Effective therapy of murine models of human leukemia and lymphoma with radiolabeled anti-CD30 antibody, HeFi-1

CD30 is a member of the TNF receptor superfamily. Overexpression of CD30 on some neoplasms versus limited expression on normal tissues makes this receptor a promising target for antibody-based therapy. Radioimmunotherapy of cancer with radiolabeled antibodies has shown promise. In this study, we evaluated the therapeutic efficacy of an anti-CD30 antibody, HeFi-1, armed with ²¹¹At in a leukemia (karpas299) model and with ⁹⁰Y in a lymphoma (SUDHL-1) model.
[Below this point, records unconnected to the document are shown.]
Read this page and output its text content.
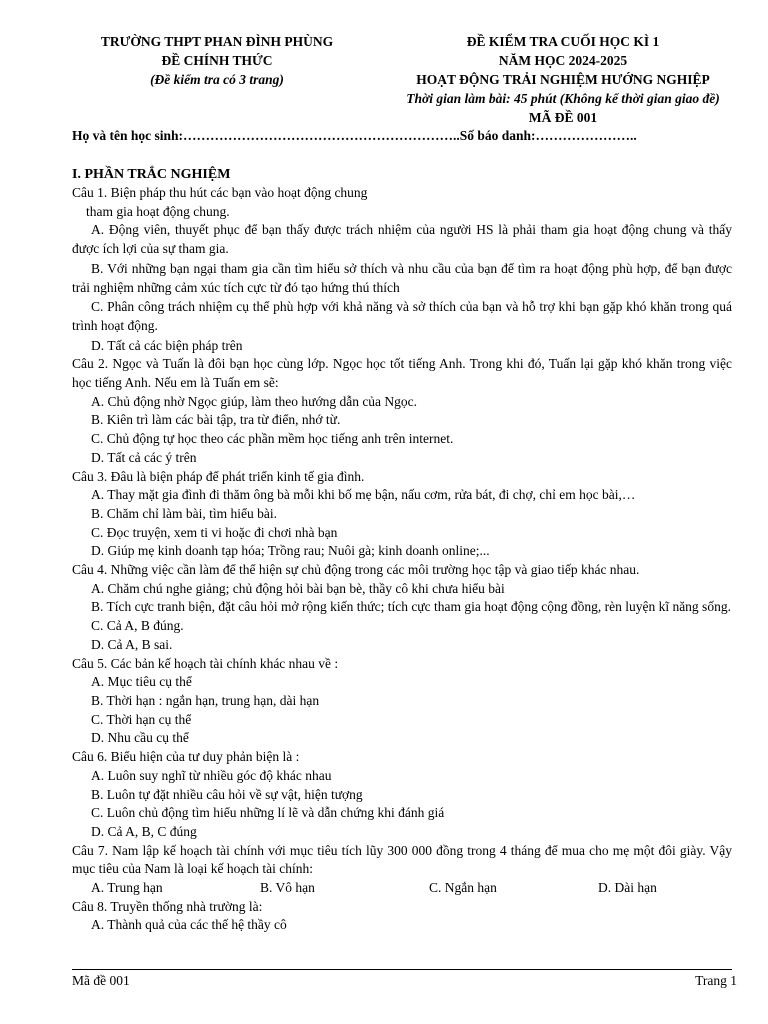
TRƯỜNG THPT PHAN ĐÌNH PHÙNG
ĐỀ CHÍNH THỨC
(Đề kiểm tra có 3 trang)
ĐỀ KIỂM TRA CUỐI HỌC KÌ 1
NĂM HỌC 2024-2025
HOẠT ĐỘNG TRẢI NGHIỆM HƯỚNG NGHIỆP
Thời gian làm bài: 45 phút (Không kể thời gian giao đề)
MÃ ĐỀ 001
Họ và tên học sinh:……………………………………………………..Số báo danh:…………………..
I. PHẦN TRẮC NGHIỆM

Câu 1. Biện pháp thu hút các bạn vào hoạt động chung

tham gia hoạt động chung.

A. Động viên, thuyết phục để bạn thấy được trách nhiệm của người HS là phải tham gia hoạt động chung và thấy được ích lợi của sự tham gia.

B. Với những bạn ngại tham gia cần tìm hiểu sở thích và nhu cầu của bạn để tìm ra hoạt động phù hợp, để bạn được trải nghiệm những cảm xúc tích cực từ đó tạo hứng thú thích

C. Phân công trách nhiệm cụ thể phù hợp với khả năng và sở thích của bạn và hỗ trợ khi bạn gặp khó khăn trong quá trình hoạt động.

D. Tất cả các biện pháp trên

Câu 2. Ngọc và Tuấn là đôi bạn học cùng lớp. Ngọc học tốt tiếng Anh. Trong khi đó, Tuấn lại gặp khó khăn trong việc học tiếng Anh. Nếu em là Tuấn em sẽ:

A. Chủ động nhờ Ngọc giúp, làm theo hướng dẫn của Ngọc.

B. Kiên trì làm các bài tập, tra từ điển, nhớ từ.

C. Chủ động tự học theo các phần mềm học tiếng anh trên internet.

D. Tất cả các ý trên

Câu 3. Đâu là biện pháp để phát triển kinh tế gia đình.

A. Thay mặt gia đình đi thăm ông bà mỗi khi bố mẹ bận, nấu cơm, rửa bát, đi chợ, chỉ em học bài,…

B. Chăm chỉ làm bài, tìm hiểu bài.

C. Đọc truyện, xem ti vi hoặc đi chơi nhà bạn

D. Giúp mẹ kinh doanh tạp hóa; Trồng rau; Nuôi gà; kinh doanh online;...

Câu 4. Những việc cần làm để thể hiện sự chủ động trong các môi trường học tập và giao tiếp khác nhau.

A. Chăm chú nghe giảng; chủ động hỏi bài bạn bè, thầy cô khi chưa hiểu bài

B. Tích cực tranh biện, đặt câu hỏi mở rộng kiến thức; tích cực tham gia hoạt động cộng đồng, rèn luyện kĩ năng sống.

C. Cả A, B đúng.

D. Cả A, B sai.

Câu 5. Các bản kế hoạch tài chính khác nhau về :

A. Mục tiêu cụ thể

B. Thời hạn : ngắn hạn, trung hạn, dài hạn

C. Thời hạn cụ thể

D. Nhu cầu cụ thể

Câu 6. Biểu hiện của tư duy phản biện là :

A. Luôn suy nghĩ từ nhiều góc độ khác nhau

B. Luôn tự đặt nhiều câu hỏi về sự vật, hiện tượng

C. Luôn chủ động tìm hiểu những lí lẽ và dẫn chứng khi đánh giá

D. Cả A, B, C đúng

Câu 7. Nam lập kế hoạch tài chính với mục tiêu tích lũy 300 000 đồng trong 4 tháng để mua cho mẹ một đôi giày. Vậy mục tiêu của Nam là loại kế hoạch tài chính:

A. Trung hạn	B. Vô hạn	C. Ngắn hạn	D. Dài hạn

Câu 8. Truyền thống nhà trường là:

A. Thành quả của các thế hệ thầy cô

Mã đề 001	Trang 1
Furthermore, we investigated the combination therapy of ²¹¹At-HeFi-1 with unmodified HeFi-1 in the leukemia model. Treatment with unmodified HeFi-1 significantly prolonged the survival of the karpas299-bearing mice compared with the controls (P < 0.001). Treatment with ²¹¹At-HeFi-1 showed greater therapeutic efficacy than that with unmodified HeFi-1 as shown by survival of the mice (P < 0.001). Combining these two agents further improved the survival of the mice compared with the groups treated with either ²¹¹At-HeFi-1 (P < 0.05) or unmodified HeFi-1 (P < 0.001) alone. In the lymphoma model, the survival of the SUDHL-1-bearing mice was significantly prolonged by the treatment with ⁹⁰Y-HeFi-1 compared with the controls (P < 0.001). In summary, radiolabeled HeFi-1 is very promising for the treatment of CD30-expressing leukemias and lymphomas, and the combination regimen of ²¹¹At-HeFi-1 with unmodified HeFi-1 enhanced the therapeutic efficacy.